Levar vantagem. Vantagem em tudo, parece na verdade um princípio de boa parte da população brasileira. É até difícil falar sobre isto. É triste e constrangedor ao mesmo tempo.
Tudo começa com a frases como: é assim mesmo – todo mundo faz – se eu não fizer, vem outro e faz.
Ter vergonha na cara pode parecer um termo chulo, mas é com certeza muito mais bonito que assumir a esperteza de enganar a Receita Federal, ou aceitar partilhar de um bem público, por exemplo.
E olhe que esta iniciativa não foi de iletrados não; são dirigentes de empresas, profissionais liberais, profissionais técnicos, os nossos queridos funcionários públicos e alguns aposentados que encabeçam esta lista de espertize.
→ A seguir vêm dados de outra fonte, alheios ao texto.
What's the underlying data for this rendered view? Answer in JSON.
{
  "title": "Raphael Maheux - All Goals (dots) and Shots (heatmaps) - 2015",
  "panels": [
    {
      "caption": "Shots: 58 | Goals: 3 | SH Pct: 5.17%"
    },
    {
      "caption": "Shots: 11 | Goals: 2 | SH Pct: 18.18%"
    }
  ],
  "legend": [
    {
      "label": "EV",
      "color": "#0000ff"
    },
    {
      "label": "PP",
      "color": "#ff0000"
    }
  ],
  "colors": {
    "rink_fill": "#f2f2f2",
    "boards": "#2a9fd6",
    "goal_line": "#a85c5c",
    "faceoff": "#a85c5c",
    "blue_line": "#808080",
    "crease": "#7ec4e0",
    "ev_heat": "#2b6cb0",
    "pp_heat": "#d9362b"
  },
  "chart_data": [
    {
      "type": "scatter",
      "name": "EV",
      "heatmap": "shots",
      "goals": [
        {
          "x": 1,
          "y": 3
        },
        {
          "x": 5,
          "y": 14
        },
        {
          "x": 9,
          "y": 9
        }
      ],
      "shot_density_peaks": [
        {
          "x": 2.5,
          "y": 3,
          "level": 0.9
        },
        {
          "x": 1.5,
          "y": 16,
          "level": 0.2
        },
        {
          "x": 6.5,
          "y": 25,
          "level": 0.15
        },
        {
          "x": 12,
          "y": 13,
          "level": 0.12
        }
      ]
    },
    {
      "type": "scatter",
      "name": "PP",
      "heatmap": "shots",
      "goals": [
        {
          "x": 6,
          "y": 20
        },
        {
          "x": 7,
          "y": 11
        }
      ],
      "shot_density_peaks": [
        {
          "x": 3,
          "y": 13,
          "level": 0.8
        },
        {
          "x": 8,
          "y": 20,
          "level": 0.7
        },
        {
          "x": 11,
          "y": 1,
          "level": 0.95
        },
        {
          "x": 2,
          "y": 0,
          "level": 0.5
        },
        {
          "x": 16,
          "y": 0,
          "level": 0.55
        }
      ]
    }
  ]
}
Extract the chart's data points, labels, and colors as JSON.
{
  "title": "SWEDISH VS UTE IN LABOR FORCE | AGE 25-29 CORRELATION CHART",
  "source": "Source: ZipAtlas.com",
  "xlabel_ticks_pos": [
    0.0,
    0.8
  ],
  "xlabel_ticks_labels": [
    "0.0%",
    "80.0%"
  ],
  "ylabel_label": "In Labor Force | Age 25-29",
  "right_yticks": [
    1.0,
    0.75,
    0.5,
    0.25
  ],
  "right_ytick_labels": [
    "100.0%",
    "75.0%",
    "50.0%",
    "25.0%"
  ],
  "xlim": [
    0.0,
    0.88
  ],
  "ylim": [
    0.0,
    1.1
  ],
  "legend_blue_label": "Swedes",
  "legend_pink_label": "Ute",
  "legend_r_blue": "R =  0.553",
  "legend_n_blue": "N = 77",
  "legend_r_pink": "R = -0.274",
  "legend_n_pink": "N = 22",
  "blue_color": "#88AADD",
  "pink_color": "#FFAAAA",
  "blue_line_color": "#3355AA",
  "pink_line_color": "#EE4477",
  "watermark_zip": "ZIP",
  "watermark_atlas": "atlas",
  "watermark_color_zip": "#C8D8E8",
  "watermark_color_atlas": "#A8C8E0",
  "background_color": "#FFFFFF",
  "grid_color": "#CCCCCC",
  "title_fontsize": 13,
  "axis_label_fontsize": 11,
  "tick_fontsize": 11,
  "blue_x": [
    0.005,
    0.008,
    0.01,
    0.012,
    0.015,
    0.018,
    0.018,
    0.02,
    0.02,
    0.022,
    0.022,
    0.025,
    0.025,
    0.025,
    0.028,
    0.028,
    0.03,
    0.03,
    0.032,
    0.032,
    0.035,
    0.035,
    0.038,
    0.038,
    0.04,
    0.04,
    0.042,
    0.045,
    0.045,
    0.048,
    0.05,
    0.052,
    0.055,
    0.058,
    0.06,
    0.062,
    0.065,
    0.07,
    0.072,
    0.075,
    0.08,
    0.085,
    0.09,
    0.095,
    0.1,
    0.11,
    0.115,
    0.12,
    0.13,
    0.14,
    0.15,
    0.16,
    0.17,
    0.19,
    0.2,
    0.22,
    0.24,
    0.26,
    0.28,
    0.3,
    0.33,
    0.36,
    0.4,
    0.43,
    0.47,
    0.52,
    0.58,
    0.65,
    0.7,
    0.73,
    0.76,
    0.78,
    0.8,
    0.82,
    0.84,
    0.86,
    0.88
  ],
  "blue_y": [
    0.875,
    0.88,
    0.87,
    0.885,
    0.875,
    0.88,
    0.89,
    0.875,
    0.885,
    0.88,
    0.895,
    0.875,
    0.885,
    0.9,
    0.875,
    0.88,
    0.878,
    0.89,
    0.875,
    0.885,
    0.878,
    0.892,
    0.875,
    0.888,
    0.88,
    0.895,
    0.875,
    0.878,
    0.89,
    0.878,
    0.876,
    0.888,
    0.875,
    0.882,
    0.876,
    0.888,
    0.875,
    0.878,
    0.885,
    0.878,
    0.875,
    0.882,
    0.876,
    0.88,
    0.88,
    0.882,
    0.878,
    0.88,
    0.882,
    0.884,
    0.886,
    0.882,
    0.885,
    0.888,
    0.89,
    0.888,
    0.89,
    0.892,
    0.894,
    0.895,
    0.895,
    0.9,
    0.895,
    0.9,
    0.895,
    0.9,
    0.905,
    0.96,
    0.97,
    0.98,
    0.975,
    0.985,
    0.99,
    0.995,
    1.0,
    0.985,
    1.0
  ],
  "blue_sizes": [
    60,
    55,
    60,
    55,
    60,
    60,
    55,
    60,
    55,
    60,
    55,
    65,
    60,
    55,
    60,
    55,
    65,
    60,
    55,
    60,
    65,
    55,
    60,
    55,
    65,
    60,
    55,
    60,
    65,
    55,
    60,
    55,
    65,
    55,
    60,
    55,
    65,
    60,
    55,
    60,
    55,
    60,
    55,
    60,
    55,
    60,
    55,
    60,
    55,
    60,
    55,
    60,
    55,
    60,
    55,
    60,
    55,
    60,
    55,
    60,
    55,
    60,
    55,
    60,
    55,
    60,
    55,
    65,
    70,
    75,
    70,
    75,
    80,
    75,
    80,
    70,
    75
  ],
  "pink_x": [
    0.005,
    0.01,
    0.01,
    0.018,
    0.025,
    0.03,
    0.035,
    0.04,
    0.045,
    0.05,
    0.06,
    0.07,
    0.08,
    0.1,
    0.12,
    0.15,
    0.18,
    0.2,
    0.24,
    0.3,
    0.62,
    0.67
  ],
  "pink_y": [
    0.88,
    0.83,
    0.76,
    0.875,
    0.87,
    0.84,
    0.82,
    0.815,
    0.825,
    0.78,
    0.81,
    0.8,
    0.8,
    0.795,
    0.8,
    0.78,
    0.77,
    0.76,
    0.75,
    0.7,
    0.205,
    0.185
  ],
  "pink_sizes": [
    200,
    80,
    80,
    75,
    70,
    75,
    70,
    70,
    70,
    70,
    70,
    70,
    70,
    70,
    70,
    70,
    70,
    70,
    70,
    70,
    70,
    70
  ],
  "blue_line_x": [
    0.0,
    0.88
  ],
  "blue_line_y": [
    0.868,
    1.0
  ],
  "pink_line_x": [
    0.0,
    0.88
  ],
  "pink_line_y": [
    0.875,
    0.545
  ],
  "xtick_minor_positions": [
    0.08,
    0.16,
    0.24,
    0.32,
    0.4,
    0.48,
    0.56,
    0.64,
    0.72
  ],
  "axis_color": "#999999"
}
E isto quando todos poderiam muito bem servir de exemplo, por estarem numa situação de conforto acima da média da população.
Vamos olhar para a CPMI do bicheiro/empresário/amigo/doador. Tantas doações para campanhas, tantos sócios pelo Brasil afora. “Ele quer ajudar, tenho de aceitar”. Eram favores para situacionistas e oposicionistas. Afinal, nesta hora dinheiro é indispensável para garantir uma nova eleição.
Nossa! Olha lá! Este escândalo do Cachoeira desce de Brasília e Goiás, se esparrama pelo Mato Grosso e Santa Catarina, está respingando aqui no Paraná, no ex e no atual governador. Deixa prá lá. São apenas suposições… Assim vou fugindo da realidade que me cerca.
Mais fácil ficar lembrando que o Conselho de Ética do Senado voltou à ativa com nomes como Renan Calheiros e Fernando Collor. Tem gente pior lá em cima.
Escrevi tudo isto para lembrar ao amigo que aqui me acompanha todo mês: os novos cargos não devem ser vistos como uma fonte de privilégios e vantagens pessoais e grupais, mas sim como um compromisso passageiro, uma responsabilidade cívica.
Para responder a contento este desafio é fundamental ter coragem. Coragem, confiança, esperança e amor ao próximo, nos fortalecendo sempre na indispensável Fé.